Real Estate Sale After Death (Part 1)

In recent months we have had a number of calls coming to our office with the following problem.  The caller explains that he or she is attempting to sell a home owned by another family member.  A buyer is found but then shortly before the closing the sale hits a snag.  

The buyer’s title company does a search and discovers that the deed shows the owner to be someone who has died.  The company asks for Letters Testamentary (if the decedent had a will) or Letters of Administration (if there was no will) proving that the person selling the property has the authority to do so.  If none was obtained, the title company will not insure the title.  If the buyer is financing the purchase with a mortgage the bank won’t approve the loan without a title policy.  Even in an all cash deal a buyer will not go ahead with the sale because the “seller” does not have authority to complete the transaction.

So how does this happen?  No one realized that when the owner died, a legal process was necessary to determine who has the authority to sell the property as well as to determine the person(s) entitled to the proceeds from the sale.  This is done through the office of the Surrogate of the county where the owner lived when he or she died.  The Surrogate is the elected official whose office is responsible, among other tasks, for overseeing the administration of the estates of person who have passed away.  

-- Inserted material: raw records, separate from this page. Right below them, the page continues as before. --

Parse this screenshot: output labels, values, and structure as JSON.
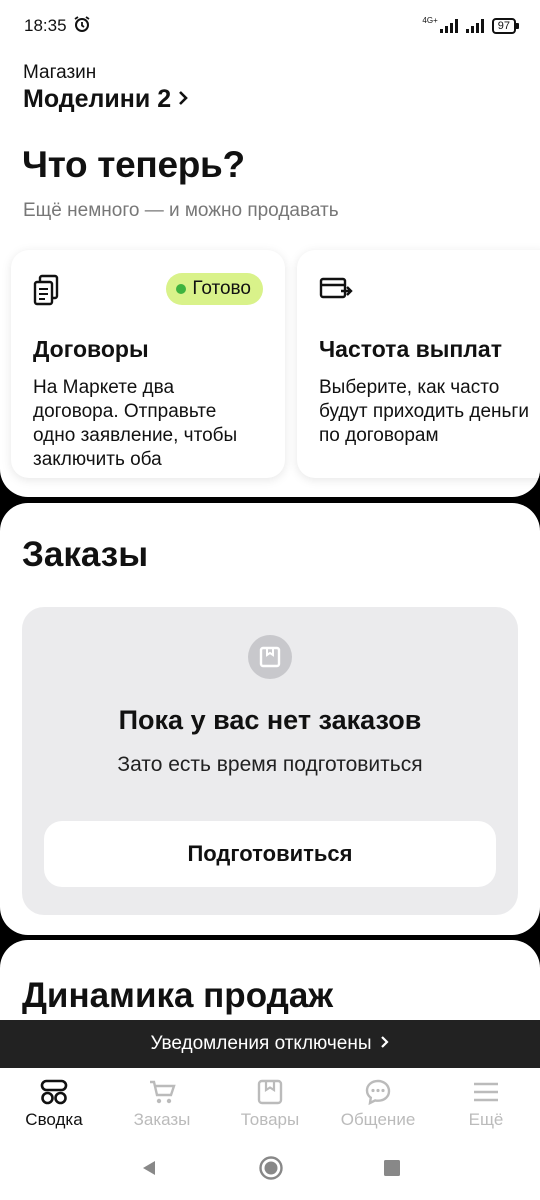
{
  "status_bar": {
    "time": "18:35",
    "network": "4G+",
    "battery": "97"
  },
  "header": {
    "shop_label": "Магазин",
    "shop_name": "Моделини 2",
    "title": "Что теперь?",
    "subtitle": "Ещё немного — и можно продавать"
  },
  "cards": [
    {
      "icon": "document-icon",
      "badge": "Готово",
      "title": "Договоры",
      "text": "На Маркете два договора. Отправьте одно заявление, чтобы заключить оба"
    },
    {
      "icon": "payout-card-icon",
      "title": "Частота выплат",
      "text": "Выберите, как часто будут приходить деньги по договорам"
    }
  ],
  "orders": {
    "title": "Заказы",
    "empty_title": "Пока у вас нет заказов",
    "empty_subtitle": "Зато есть время подготовиться",
    "button_label": "Подготовиться"
  },
  "dynamics": {
    "title": "Динамика продаж"
  },
  "notification": {
    "text": "Уведомления отключены"
  },
  "bottom_nav": [
    {
      "label": "Сводка",
      "icon": "summary-icon",
      "active": true
    },
    {
      "label": "Заказы",
      "icon": "cart-icon",
      "active": false
    },
    {
      "label": "Товары",
      "icon": "box-icon",
      "active": false
    },
    {
      "label": "Общение",
      "icon": "chat-icon",
      "active": false
    },
    {
      "label": "Ещё",
      "icon": "menu-icon",
      "active": false
    }
  ],
  "colors": {
    "badge_bg": "#d9f28a",
    "badge_dot": "#3fb33f",
    "empty_bg": "#ebebed",
    "notif_bg": "#222222"
  }
}
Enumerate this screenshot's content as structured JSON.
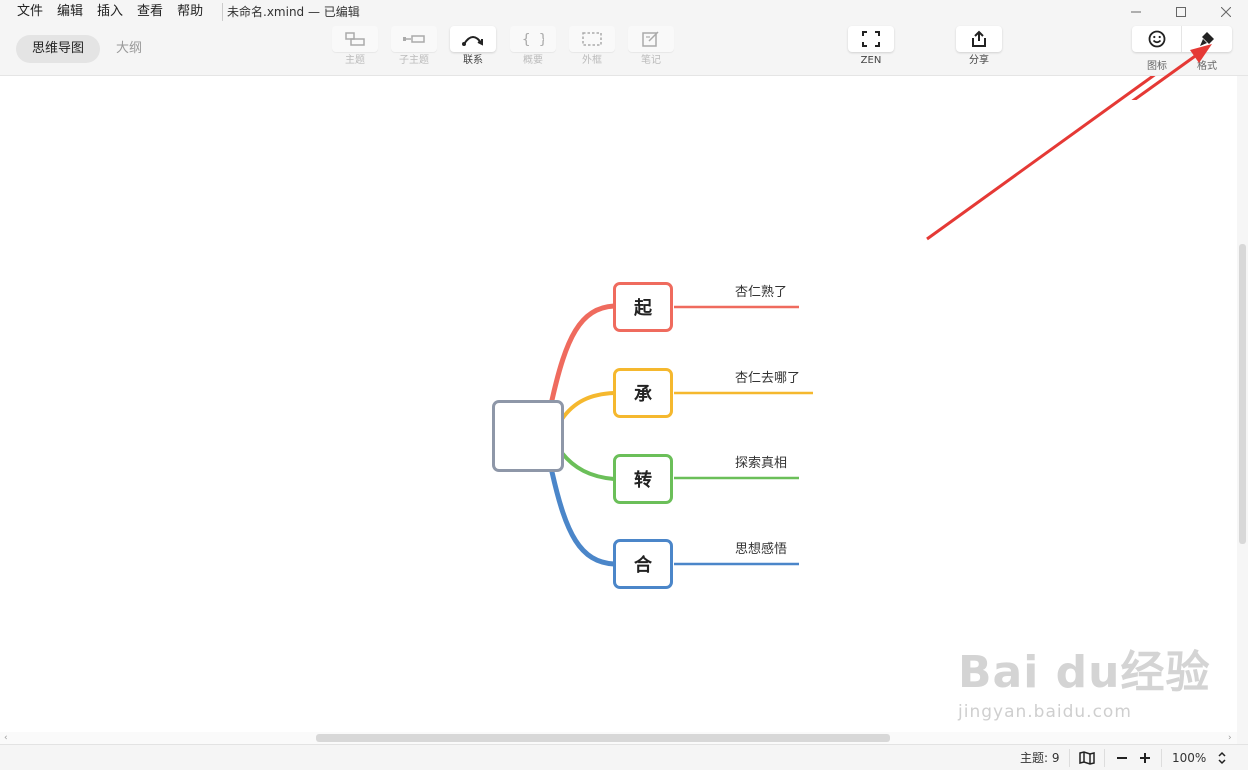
{
  "menu": [
    "文件",
    "编辑",
    "插入",
    "查看",
    "帮助"
  ],
  "document_title": "未命名.xmind — 已编辑",
  "view_tabs": {
    "mindmap": "思维导图",
    "outline": "大纲"
  },
  "toolbar": {
    "topic": "主题",
    "subtopic": "子主题",
    "relationship": "联系",
    "summary": "概要",
    "boundary": "外框",
    "note": "笔记",
    "zen": "ZEN",
    "share": "分享",
    "icon": "图标",
    "format": "格式"
  },
  "mindmap": {
    "central": "",
    "branches": [
      {
        "label": "起",
        "subtopic": "杏仁熟了",
        "color": "#ef6b5e"
      },
      {
        "label": "承",
        "subtopic": "杏仁去哪了",
        "color": "#f5b82e"
      },
      {
        "label": "转",
        "subtopic": "探索真相",
        "color": "#6bbf59"
      },
      {
        "label": "合",
        "subtopic": "思想感悟",
        "color": "#4b86c9"
      }
    ]
  },
  "annotation_arrow_color": "#e53935",
  "watermark": {
    "main": "Bai du经验",
    "sub": "jingyan.baidu.com"
  },
  "status": {
    "topic_count": "主题: 9",
    "zoom": "100%"
  }
}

What many don’t realize, however, is that no one contacts you and tells you what needs to be done.  If you are unaware of the process, you first discover it when you need to access or sell an asset, such as a piece of real estate and are asked for proof of authorization to do so.

But, why does it so often happen that this discovery is made only after a buyer is found and everyone is ready to close?  At that point there are deadlines to be met.  For example, the Buyer may have a mortgage lined up at a certain interest rate but that rate lock is set to expire.  The time it takes to get an executor or administrator appointed may be longer than the buyer has to save the rate.